Somebody might think this is odd.  I never rolled my pants legs, never glued my bangs up in crazy waves with hairspray, never learned to care about fashion or trends, and never once did I consider changing myself to get a boy to like me.  I never learned how to navigate the teen world, or those first boyfriend girlfriend relationships (Which only tripped me up one good time, but that was enough!) and I am thankful.  Separated from peer pressure, and societal influence I became my own person.
My dad had been a preacher before I was born (Stop me if you've heard this) but I was raised to think for myself.  It was hard when I was at school because no one understood why I didn't celebrate any of the holidays, or say the pledge of allegiance and it seemed to make them mad.  My dad never told me there was a god. I was never made to go to church, though Sheila took me a time or too, which I didn't find enlightening, but was entertaining when I was kicked out of church and asked not to come back...for asking questions...
One year we finally got a tv.  We only got one channel (Channel 13) but we mostly watched movies anyway.  I was reminded by Kathy's post of the huge antennae that took at least two people to use.  Dad would turn it, and one of us would watch the tv and shout out when the screen looked better.  He drove me crazy with it.

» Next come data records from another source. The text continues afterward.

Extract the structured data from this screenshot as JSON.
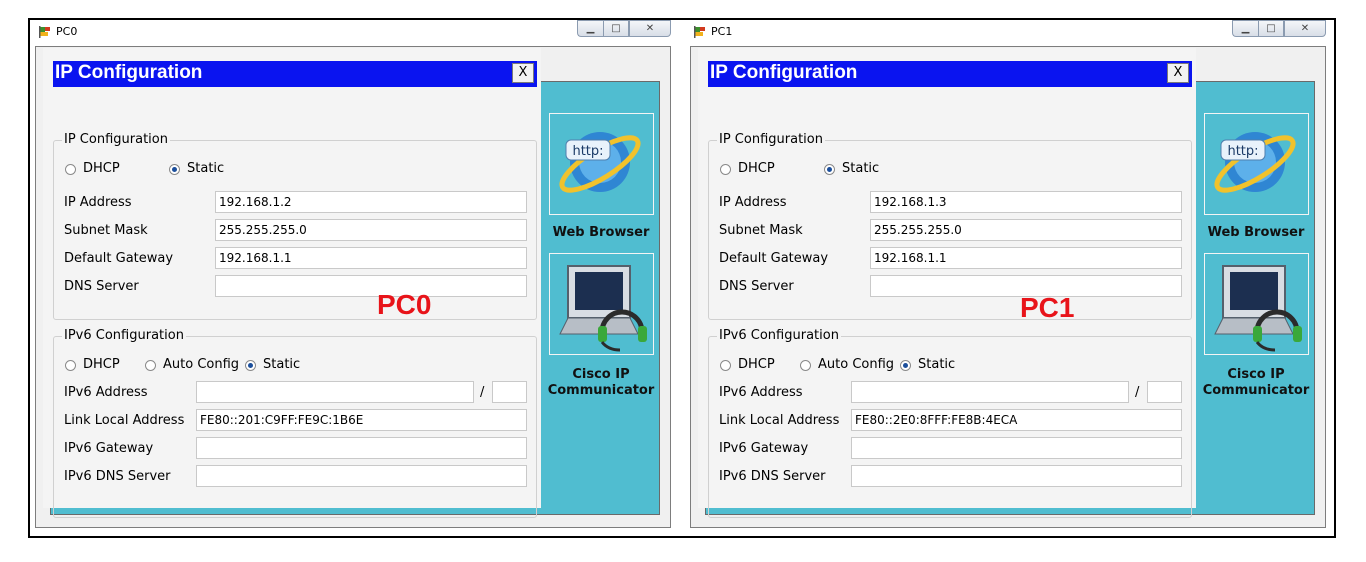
{
  "windows": [
    {
      "title": "PC0",
      "overlay_label": "PC0",
      "dialog_title": "IP Configuration",
      "close_label": "X",
      "ipv4": {
        "group_title": "IP Configuration",
        "dhcp_label": "DHCP",
        "static_label": "Static",
        "mode": "Static",
        "ip_label": "IP Address",
        "ip": "192.168.1.2",
        "mask_label": "Subnet Mask",
        "mask": "255.255.255.0",
        "gw_label": "Default Gateway",
        "gw": "192.168.1.1",
        "dns_label": "DNS Server",
        "dns": ""
      },
      "ipv6": {
        "group_title": "IPv6 Configuration",
        "dhcp_label": "DHCP",
        "auto_label": "Auto Config",
        "static_label": "Static",
        "mode": "Static",
        "addr_label": "IPv6 Address",
        "addr": "",
        "prefix_sep": "/",
        "prefix": "",
        "link_label": "Link Local Address",
        "link": "FE80::201:C9FF:FE9C:1B6E",
        "gw_label": "IPv6 Gateway",
        "gw": "",
        "dns_label": "IPv6 DNS Server",
        "dns": ""
      },
      "apps": [
        "Web Browser",
        "Cisco IP Communicator"
      ],
      "browser_icon_text": "http:"
    },
    {
      "title": "PC1",
      "overlay_label": "PC1",
      "dialog_title": "IP Configuration",
      "close_label": "X",
      "ipv4": {
        "group_title": "IP Configuration",
        "dhcp_label": "DHCP",
        "static_label": "Static",
        "mode": "Static",
        "ip_label": "IP Address",
        "ip": "192.168.1.3",
        "mask_label": "Subnet Mask",
        "mask": "255.255.255.0",
        "gw_label": "Default Gateway",
        "gw": "192.168.1.1",
        "dns_label": "DNS Server",
        "dns": ""
      },
      "ipv6": {
        "group_title": "IPv6 Configuration",
        "dhcp_label": "DHCP",
        "auto_label": "Auto Config",
        "static_label": "Static",
        "mode": "Static",
        "addr_label": "IPv6 Address",
        "addr": "",
        "prefix_sep": "/",
        "prefix": "",
        "link_label": "Link Local Address",
        "link": "FE80::2E0:8FFF:FE8B:4ECA",
        "gw_label": "IPv6 Gateway",
        "gw": "",
        "dns_label": "IPv6 DNS Server",
        "dns": ""
      },
      "apps": [
        "Web Browser",
        "Cisco IP Communicator"
      ],
      "browser_icon_text": "http:"
    }
  ],
  "colors": {
    "dialog_header": "#0a14f0",
    "desktop_teal": "#50bdd0",
    "overlay_label": "#e8141a"
  },
  "icons": [
    "packet-tracer-pc-icon",
    "web-browser-icon",
    "cisco-ip-communicator-icon"
  ]
}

The picture was never good enough, and half the time he'd fiddle with it and it would end up worse than it had started out.  That's when I decided that it was easier to be happy with what you had, as long as it was good ENOUGH.  Things don't always have to be perfect.
We also had a garden.  Nothing like Kathy describes, but it was painful.  Anytime I think of planting beans I get ill.  I hated it.  My dad was way too ambitious when it came to the garden.  My dad plowed the plot with a gas tiller, then we poked holes by hand, and dropped seeds into the dirt, covering them up as we went.  It's amazing that I like to grow things at all, because I think trauma when I think beans.

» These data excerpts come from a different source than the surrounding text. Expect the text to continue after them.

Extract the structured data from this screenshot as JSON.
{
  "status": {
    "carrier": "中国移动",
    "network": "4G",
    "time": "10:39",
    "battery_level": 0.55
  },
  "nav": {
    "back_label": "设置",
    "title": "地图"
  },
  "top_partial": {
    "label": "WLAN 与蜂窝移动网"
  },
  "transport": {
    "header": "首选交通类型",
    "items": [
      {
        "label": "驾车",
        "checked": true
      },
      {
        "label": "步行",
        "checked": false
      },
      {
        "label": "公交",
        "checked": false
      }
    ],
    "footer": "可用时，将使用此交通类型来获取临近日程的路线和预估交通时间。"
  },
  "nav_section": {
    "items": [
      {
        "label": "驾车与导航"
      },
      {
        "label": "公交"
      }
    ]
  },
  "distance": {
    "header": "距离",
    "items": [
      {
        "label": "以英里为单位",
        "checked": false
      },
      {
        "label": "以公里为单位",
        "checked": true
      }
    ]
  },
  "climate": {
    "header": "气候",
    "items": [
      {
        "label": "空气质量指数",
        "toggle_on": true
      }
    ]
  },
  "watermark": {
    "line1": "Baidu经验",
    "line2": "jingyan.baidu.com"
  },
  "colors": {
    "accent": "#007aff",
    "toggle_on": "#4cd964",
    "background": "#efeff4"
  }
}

Ironically, when I think "home" I think of that farm.  Not any of the many other houses come close to feeling like home to me.  So, I guess home is Subtle.  That's Subtle with the "T" pronounced, by the way.  But only if you're from there.

1 comment:

Anonymous said...

Me too honey. If we could have just taken the house from Indy and put it on that beautiful piece of land in Subtle we would have never ever left or at least I wouldn't have. Those are the only two places I ever think of as any kind of home unless you can consider a town a home. I miss Greencastle. I have often thought about living there again but it isn't the same place as in my childhood. So many of my family members just aren't alive anymore. I wish that you and Jason could have known my Grandma Evens. You would have loved her. aunt Wilda's trainer.